Sir Arthur Gower, bien que toujours aussi flegmatique, parut d’abord sensible à ce procédé chevaleresque. Puis, secouant la tête en signe de refus:

–Non! déclara-t-il, c’est impossible.

–Et pourquoi? questionna Balidar avec un froncement de sourcil annonçant l’orage.

Le commandant du John Bull, après un temps d’hésitation, répondit:

–Une telle condition ne serait acceptable pour moi que de la part d’un officier, d’un gentleman.

–Mais non pas de la part d’un forban, interrompit le capitaine de l’Embuscade avec un rugissement de colère. Ah! jour de Dieu! vous me rappelez cette inj ure et votre insolent cartel.

–Oubliez-vous, fit l’Anglais impassible, que je n’ai plus mon épée?

–On vous la rendra, milord, et puisque vous voulez bien me faire cet honneur.

Il n’acheva pas.
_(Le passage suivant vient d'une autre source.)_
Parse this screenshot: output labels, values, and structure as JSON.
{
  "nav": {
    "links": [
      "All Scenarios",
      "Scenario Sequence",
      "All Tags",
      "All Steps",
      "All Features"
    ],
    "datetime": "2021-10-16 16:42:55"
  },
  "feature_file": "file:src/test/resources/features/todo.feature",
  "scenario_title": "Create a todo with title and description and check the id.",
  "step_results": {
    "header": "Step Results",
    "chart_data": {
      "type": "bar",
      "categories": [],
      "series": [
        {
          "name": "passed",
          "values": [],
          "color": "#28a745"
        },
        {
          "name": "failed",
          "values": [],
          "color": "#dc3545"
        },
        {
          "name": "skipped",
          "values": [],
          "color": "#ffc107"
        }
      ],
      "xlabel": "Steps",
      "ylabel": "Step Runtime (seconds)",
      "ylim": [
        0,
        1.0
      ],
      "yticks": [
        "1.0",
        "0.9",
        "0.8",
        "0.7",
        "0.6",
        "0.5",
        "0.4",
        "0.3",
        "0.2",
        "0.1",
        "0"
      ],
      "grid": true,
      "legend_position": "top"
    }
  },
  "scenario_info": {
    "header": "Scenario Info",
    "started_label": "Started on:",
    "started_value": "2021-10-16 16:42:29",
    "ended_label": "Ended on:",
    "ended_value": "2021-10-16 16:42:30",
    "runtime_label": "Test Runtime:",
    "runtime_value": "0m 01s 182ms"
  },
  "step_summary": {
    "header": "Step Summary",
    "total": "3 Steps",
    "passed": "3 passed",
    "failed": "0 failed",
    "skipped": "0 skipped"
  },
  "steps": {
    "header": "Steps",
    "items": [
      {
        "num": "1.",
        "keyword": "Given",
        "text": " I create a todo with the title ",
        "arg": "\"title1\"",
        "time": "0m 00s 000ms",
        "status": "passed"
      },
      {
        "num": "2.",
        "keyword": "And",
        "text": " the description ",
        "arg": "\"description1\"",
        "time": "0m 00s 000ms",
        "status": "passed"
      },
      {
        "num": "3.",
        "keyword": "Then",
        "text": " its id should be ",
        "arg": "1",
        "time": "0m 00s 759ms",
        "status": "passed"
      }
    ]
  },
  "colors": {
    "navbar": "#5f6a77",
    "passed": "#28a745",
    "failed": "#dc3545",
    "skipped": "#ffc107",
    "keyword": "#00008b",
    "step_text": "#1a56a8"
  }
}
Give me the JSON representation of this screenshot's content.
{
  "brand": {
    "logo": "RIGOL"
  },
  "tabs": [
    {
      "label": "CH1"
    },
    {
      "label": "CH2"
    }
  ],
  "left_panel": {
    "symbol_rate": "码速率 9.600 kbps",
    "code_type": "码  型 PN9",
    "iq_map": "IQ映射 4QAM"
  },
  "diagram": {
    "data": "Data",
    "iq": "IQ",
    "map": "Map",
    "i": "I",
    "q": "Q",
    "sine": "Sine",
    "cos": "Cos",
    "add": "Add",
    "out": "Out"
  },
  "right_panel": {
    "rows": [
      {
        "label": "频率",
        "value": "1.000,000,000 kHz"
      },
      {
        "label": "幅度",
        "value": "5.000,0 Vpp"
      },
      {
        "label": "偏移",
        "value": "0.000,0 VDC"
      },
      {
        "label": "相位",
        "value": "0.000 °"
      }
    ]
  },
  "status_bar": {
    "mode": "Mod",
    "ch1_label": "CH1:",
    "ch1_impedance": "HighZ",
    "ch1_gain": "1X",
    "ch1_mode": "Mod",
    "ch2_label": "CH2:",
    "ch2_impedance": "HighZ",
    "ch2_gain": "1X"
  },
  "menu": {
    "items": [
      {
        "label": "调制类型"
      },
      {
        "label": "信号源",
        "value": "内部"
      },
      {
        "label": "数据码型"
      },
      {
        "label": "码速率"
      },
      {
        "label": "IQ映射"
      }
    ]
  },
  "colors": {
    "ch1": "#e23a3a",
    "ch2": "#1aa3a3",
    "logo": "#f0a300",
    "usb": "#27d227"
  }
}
Marguerite, pâle, émue, suppliante, venait de se jeter inopinément entre les deux ennemis tout prêts à courir aux armes.

–Milord! au nom du ciel! et vous aussi, mon père, écoutez-moi!

A ces accents partis du cœur, à cette apparition, gracieuse, le prisonnier s’adoucit, recula, sous le charme de l’innocence et de la beauté.

Quant à Balidar, par un de ces brusques revirements qui lui étaient familiers, il domptait déjà son emportement pour reprendre sa bonhomie paternelle.

–Explique-toi, mon enfant. Quel était ton dessein? Que désires-tu? Que veux-tu? Parle.

–Je ne sais plus. je n’ose plus. balbutia-t-elle, toute confuse de son audace.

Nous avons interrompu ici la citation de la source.